Data privacy laws regulate how entities must collect, manage, use, share, and protect personal data. The US doesn’t have a single comprehensive federal law that covers the privacy of all types of data. Instead, it has several laws that target only specific types of data in special circumstances. Just a few US states have comprehensive data privacy laws.
How can companies ensure US privacy laws compliance?
Each US state has distinct privacy rules and regulations regarding data collection, processing, and selling or sharing, so individuals and businesses alike will need to stay informed about the evolving landscape of privacy laws. The easiest way to stay compliant with the privacy laws is to use CookieScript Consent Management Platform, which uses geo-targeting functionality, has a full set for your compliance, and has a user-friendly interface.

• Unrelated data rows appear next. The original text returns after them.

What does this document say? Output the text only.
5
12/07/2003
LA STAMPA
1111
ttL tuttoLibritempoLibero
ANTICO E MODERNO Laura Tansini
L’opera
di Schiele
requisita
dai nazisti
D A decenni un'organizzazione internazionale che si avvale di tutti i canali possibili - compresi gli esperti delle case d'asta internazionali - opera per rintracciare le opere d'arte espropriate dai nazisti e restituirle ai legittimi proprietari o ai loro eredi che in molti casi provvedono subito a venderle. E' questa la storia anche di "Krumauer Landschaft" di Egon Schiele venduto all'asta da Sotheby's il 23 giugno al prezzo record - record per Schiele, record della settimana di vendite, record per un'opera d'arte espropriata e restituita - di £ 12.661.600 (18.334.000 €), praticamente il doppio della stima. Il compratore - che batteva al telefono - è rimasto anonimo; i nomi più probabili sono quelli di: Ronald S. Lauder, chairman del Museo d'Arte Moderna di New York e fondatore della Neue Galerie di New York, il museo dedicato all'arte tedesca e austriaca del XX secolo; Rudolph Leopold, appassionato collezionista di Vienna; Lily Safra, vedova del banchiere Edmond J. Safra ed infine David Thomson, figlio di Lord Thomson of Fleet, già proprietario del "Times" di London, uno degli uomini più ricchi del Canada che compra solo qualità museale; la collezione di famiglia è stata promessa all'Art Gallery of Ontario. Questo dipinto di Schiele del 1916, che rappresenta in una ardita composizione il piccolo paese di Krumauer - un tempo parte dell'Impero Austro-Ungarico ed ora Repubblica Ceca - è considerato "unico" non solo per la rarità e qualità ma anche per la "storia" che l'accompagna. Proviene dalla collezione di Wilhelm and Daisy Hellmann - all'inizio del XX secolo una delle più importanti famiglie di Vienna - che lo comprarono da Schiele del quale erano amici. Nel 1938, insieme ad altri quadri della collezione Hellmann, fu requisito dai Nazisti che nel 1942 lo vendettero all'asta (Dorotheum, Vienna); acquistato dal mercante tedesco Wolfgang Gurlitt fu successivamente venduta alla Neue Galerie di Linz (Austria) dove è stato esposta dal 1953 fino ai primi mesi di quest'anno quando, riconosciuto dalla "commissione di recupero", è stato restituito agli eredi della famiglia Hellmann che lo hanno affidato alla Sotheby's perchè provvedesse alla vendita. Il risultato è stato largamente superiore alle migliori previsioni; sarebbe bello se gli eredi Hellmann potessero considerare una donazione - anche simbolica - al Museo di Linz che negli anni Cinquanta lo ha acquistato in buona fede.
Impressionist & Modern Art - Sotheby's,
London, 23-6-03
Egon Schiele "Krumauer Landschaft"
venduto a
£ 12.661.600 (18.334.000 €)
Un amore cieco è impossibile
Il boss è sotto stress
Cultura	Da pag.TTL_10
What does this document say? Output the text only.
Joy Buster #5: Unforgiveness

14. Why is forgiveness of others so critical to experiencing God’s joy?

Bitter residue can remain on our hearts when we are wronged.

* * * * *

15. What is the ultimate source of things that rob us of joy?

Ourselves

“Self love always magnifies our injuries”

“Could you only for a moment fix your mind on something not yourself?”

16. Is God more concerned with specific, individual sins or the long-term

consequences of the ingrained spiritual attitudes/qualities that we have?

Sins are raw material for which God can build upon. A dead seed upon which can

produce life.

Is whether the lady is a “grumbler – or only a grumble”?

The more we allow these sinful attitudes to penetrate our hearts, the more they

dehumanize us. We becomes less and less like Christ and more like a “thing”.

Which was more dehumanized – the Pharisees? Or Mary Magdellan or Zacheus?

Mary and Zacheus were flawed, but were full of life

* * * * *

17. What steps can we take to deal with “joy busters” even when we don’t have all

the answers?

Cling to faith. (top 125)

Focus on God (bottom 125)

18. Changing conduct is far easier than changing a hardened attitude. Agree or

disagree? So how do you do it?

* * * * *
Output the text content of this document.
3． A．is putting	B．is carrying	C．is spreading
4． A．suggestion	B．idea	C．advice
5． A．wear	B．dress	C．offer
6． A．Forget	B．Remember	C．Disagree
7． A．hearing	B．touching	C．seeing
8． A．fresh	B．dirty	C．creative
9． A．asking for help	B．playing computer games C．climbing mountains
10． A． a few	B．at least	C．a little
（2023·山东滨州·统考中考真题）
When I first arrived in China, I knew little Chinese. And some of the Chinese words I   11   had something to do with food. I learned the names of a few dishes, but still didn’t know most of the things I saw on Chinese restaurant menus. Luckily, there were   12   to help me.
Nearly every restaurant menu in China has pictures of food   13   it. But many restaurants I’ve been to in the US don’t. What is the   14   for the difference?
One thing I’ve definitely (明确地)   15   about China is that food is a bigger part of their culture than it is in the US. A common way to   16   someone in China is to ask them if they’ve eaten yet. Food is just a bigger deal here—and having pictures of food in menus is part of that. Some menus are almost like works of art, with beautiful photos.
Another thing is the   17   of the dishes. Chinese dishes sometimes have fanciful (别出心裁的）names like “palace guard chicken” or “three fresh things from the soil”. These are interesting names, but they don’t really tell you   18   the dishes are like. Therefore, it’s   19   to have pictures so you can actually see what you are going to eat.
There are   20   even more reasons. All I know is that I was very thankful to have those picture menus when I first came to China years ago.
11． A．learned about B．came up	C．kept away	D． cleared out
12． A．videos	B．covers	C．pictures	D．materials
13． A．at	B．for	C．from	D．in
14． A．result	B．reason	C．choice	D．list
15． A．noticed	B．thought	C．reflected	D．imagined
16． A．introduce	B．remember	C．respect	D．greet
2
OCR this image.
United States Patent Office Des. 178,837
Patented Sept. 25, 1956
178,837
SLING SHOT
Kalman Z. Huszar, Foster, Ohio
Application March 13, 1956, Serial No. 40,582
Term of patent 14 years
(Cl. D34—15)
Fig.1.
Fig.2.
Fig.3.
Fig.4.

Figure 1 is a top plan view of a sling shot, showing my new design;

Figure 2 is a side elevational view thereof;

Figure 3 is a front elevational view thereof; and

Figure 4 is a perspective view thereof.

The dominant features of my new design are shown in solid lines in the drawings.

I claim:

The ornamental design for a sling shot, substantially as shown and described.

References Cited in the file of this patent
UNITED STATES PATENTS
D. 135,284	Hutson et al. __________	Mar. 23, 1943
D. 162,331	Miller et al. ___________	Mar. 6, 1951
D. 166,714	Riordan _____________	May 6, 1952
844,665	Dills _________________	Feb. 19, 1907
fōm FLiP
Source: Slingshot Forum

How to know the current status of US states’ privacy laws?
As of April of 2023, only five US states have comprehensive data privacy laws: California (CCPA), Virginia (VCDPA), Colorado (CPA), Connecticut (CTDPA), and Utah (UCPA). There are over 20 other US states where privacy laws are in different legislative stages. The current status of the privacy law of each US state could be checked at the US states’ privacy legislation tracker.